Six years ago generative text was a novelty. Today it writes student essays, news articles, marketing copy, and social-media threads at indistinguishable-from-human quality. This is the short history of how we got here — and why detection moved from academic research to everyday practice.
Pre-GPT-3 generative text was mostly a research curiosity. Markov chains, recurrent neural networks, and the earliest transformer-based models could produce coherent sentences but fell apart at paragraph length. A short sample could fool an inattentive reader; a full document never did.
AI-detection research existed but was niche. Papers like Zellers et al.'s Grover (2019) built detectors for GPT-2-era fake news but the practical demand was low — the volume of machine-generated text in circulation was minimal. Detection was a solution looking for a problem.
Three things changed simultaneously in 2020–2021: model scale crossed the billion-parameter threshold (GPT-3 at 175B), training data crossed the trillion-token threshold, and OpenAI opened API access with a simple, human-readable prompt interface. Text generation moved from research labs to anyone with a credit card.
ChatGPT launched in November 2022 on top of GPT-3.5 and acquired 100 million users within two months — the fastest consumer-product adoption in history. Within six months, student submissions, marketing copy, and customer-service scripts had measurably shifted toward LLM-generated content.
Educators noticed first. By spring 2023, every major university had an emergency AI policy meeting and many had mandated temporary AI-free assessment formats (in-class exams, oral defences). The detection tool market exploded — Originality.ai, GPTZero, Copyleaks AI, and a dozen others launched within 12 months of ChatGPT's release.
The pattern repeated in publishing. AI-generated articles flooded content farms and were detected by ranking algorithms; Google rolled out the helpful-content update specifically to deprioritise low-quality AI output; news publishers issued author-disclosure policies; academic journals required AI-use disclosures in author statements.

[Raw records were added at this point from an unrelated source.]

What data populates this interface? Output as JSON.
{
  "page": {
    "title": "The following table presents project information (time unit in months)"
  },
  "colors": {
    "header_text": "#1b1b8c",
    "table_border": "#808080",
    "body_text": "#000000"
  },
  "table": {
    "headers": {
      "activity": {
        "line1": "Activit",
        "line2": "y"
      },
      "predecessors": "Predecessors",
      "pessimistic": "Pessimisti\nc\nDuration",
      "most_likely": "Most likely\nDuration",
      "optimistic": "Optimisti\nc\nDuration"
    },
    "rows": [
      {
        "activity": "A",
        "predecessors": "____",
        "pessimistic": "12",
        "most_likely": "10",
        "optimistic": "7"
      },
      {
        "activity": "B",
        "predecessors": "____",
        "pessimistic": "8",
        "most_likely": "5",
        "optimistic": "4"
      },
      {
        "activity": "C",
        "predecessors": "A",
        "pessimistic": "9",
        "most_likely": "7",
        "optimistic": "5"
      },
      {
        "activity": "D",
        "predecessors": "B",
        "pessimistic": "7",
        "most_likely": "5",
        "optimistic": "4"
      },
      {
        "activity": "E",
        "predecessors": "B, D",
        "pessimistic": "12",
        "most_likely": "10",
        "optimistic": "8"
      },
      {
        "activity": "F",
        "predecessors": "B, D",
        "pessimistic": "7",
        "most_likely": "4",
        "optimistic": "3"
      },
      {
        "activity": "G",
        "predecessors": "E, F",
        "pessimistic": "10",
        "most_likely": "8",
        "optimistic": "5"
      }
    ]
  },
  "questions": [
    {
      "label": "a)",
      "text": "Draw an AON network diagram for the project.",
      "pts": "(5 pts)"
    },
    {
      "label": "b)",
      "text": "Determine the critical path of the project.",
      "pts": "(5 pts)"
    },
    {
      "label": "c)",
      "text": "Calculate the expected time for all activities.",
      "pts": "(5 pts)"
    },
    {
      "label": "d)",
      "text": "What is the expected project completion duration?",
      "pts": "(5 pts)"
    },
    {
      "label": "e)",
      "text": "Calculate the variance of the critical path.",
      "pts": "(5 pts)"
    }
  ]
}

The first AI-detection tools achieved moderate accuracy on GPT-3.5 output. Vendors published AUC numbers in the 0.85–0.95 range on standard benchmarks. Within six months, humaniser tools emerged explicitly targeting these detectors — Undetectable AI (Oct 2023), StealthWriter, Humanbeing — offering paraphrasing services priced per 1000 words.
Detection vendors responded by retraining on humanised samples. Humaniser vendors responded by training against the new detectors. The arms race cycle tightened from months to weeks. By mid-2024, no publicly-deployed detector could honestly claim stable accuracy without continuous retraining against humaniser output.
Meanwhile, generator sophistication accelerated. GPT-4 (March 2023), Claude 3 (March 2024), Gemini 1.5 (Feb 2024), Llama 2/3 (July 2023 / April 2024), Mistral releases — each generation was measurably harder to detect than the previous. Detection became a moving-baseline problem.
As of 2026-04, the detection landscape has reached a rough steady state. Production detectors — including ours — achieve AUC in the 0.95–0.99 range on in-distribution academic text, dropping to 0.85–0.92 on frontier models (GPT-5, Claude 4.5, Gemini 2.5) until retraining catches up. See our accuracy benchmark for current per-generator numbers.
The tools that survived the 2023–2024 shakeout are the ones that treated detection as a continuous-retraining problem from day one. Vendors that shipped a one-shot model and called it done have quietly faded. The market has consolidated around a handful of providers with ongoing research investment — us, a small number of specialist vendors, and the detection features embedded in major plagiarism-detection platforms.
The user landscape has also stabilised. Educators have published policies; publishers have disclosure requirements; search engines deprioritise low-quality AI; social platforms label AI-generated content. Detection is now routine, not exceptional — embedded in workflows rather than run ad-hoc.
Try our AI & Plagiarism Checker on any text. Real numbers, real per-sentence verdict, no signup.
Two trends dominate the 2026–2027 outlook. Multi-modal evidence: text-only detection will be joined by typing-dynamics analysis, edit-history verification, and authorship-consistency checks against a known writing corpus. The pure-text score becomes a voting member in a richer decision.
Watermarking at generation time: OpenAI has deployed experimental text-watermarking in some GPT interfaces. If watermarking becomes standard across major providers, detection shifts from probabilistic inference to cryptographic verification. This is a fundamental architectural change and would reduce the value of statistical detection for watermarked models — while leaving open-weights models entirely in statistical territory.
Neither change eliminates the need for text-based statistical detection. Open-weights models will continue to generate un-watermarked text. Multi-modal evidence requires data that many workflows don't capture. Statistical text detection will remain the first-line defence for the foreseeable future — our commitment is to keep that line honest and current.
This is a historical overview intended to situate current AI-detection practice. Specific dates and product references reflect the 2026-04 state of the field. Consult the individual tool and generator vendors for authoritative timeline data.